Stahlkrise „Modell“ für IGM-Strategie

Stahlkonferenz der Industriegewerkschaft Metall in Mülheim diskutiert „modellhafte“ Krisenbewältigung / Steinkühler hält Rheinhausenern „Verengung des Kampfzieles“ vor / Mehrarbeit ablehnen  ■  Aus Mülheim Walter Jakobs

Der Vorsitzende der Industriegewerkschaft Metall (IGM), Franz Steinkühler, hat in einer Grundsatzrede auf der Stahlkonferenz der Gewerkschaft in Mülheim die Auseinandersetzung im Stahlbereich zur „Nagelprobe“ für die IGM erklärt. Die Krisenbewältigung im Stahlbereich habe „Modellcharakter für die gewerkschaftliche Strategiediskussion“. In Hattingen und Rheinhausen seien „neue Maßstäbe“ des gwerkschaftlichen Kampfes gesetzt worden.

Gleichzeitig hielt Steinkühler, dem in Rheinhausen immer wieder vorgeworfen worden war, den dortigen Arbeitskampf nicht ausreichend unterstützt zu haben, den Rheinhausenern vor, daß dort „die Erweiterung der Kampfformen an die Verengung des Kampfzieles“ gebunden geblieben sei. Der Erhalt des Alten habe im Vordergrund gestanden. Gleichwohl, so der IGM-Metall-Chef an seine Kritiker, sei der konstruierte Gegensatz zwischen Spitze und Basis „schlichtweg falsch“.

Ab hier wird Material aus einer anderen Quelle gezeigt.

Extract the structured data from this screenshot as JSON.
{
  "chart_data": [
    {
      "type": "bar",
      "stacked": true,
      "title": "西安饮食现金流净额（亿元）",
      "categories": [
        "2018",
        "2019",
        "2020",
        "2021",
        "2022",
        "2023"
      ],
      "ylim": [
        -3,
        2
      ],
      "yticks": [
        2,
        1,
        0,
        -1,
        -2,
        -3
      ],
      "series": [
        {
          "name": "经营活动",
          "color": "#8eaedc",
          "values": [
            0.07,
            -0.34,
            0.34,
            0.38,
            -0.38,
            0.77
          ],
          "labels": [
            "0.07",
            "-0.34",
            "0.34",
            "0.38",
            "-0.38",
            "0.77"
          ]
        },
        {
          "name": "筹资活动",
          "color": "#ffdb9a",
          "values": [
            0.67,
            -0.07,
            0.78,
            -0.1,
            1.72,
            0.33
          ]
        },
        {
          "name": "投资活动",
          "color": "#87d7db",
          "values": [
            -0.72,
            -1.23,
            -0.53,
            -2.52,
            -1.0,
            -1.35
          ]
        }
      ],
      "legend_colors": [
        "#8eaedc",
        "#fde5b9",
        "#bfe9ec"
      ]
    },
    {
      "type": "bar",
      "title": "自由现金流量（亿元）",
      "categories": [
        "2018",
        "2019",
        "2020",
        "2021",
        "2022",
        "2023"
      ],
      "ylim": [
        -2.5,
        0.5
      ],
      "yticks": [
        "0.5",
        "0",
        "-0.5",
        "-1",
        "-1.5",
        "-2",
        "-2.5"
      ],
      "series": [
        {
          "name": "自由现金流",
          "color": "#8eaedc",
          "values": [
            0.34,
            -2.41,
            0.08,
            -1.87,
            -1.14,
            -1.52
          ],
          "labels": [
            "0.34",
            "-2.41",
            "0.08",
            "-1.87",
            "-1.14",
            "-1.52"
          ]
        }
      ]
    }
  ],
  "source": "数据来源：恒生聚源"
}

Inhaltlich scheinen sich in der Tat die Positionen im Grundsatz anzunähern. Während Franz Steinkühler am Mittwoch von der notwendigen „Synchronisation“ des „unvermeidlichen Abbaus“ mit der „rechtzeitigen Schaffung neuer Arbeitsplätze“ sprach, hieß es in einem Antrag der Rheinhausener Vertrauenskörperleitung an die Konferenz, daß Arbeitsplätze nur dann abgebaut werden dürften, „wenn Zug um Zug neue Arbeitsplätze geschaffen werden“. Zwar wurde der Antrag wegen anderer Passagen von Steinkühler abgelehnt, die Annäherung im Grundsatz war aber unübersehbar.

„Statt Sozialpläne Beschäftigungspläne“, den gewerkschaftlichen Druck für Ersatzarbeitsplätze nutzen, diese strategische Aussage zog sich wie ein roter Faden durch die Steinkühler-Rede. Dabei ging Steinkühler auch deutlich zu den betrieblichen IGM-Vertretern bei Hoesch und Thyssen auf Distanz, die wegen des Stahlbooms einen „Nachschlag von 1.000 Mark“ fordern. Damit, so der IGM-Chef, werde der „beschäftigungspolitische Spielraum aufs Spiel gesetzt“. Steinkühler forderte zugleich die von der IGM in die Unternehmensvorstände delegierten Arbeitsdirektoren und die IGM-Aufsichtsräte auf, sich aktiv für die Neuschaffung von Arbeitsplätzen einzusetzen. In Rheinhausen seien angesichts des Stahlbooms „weitere Verhandlungen“ notwendig, mit dem Ziel, den Ein-Ofen-Betrieb bis zur Schaffung von genügend Ersatzarbeitsplätzen aufrechtzuerhalten.

Im Zentrum der teilweise erregt vorgetragenen Kritik am IGM -Vorstand standen am Mittwoch nicht die von Steinkühler formulierten Ziele, sondern der Mangel an Durchsetzungsstrategien. Immer wieder wurde der Rheinhausener Kampf als Beleg dafür genommen, daß der Vorstand eben nicht gewillt sei, mit aller Macht den Kampf zu koordinieren und voranzutreiben. Theo Steegmann, zweiter Betriebsratsvorsitzender in Rheinhausen, bemängelte - mit Blick auf den Vorstand - zwar das Fehlen der „übergreifenden Klammer“, hielt sich aber ansonsten mit Kritik weitgehend zurück.

Otto König, IGM-Bevollmächtigter aus Hattingen, machte für den Ausgang des bisherigen Kampfes vor allem die „Spaltung in betroffene und noch nicht betroffene Stahlbelegschaften“ verantwortlich. Solange die Devise „des einen sein Tod, ist des anderen sein Brot“ auch in den Köpfen vieler Stahlbetriebsräte verankert sei, seien künftige Niederlagen voraussehbar.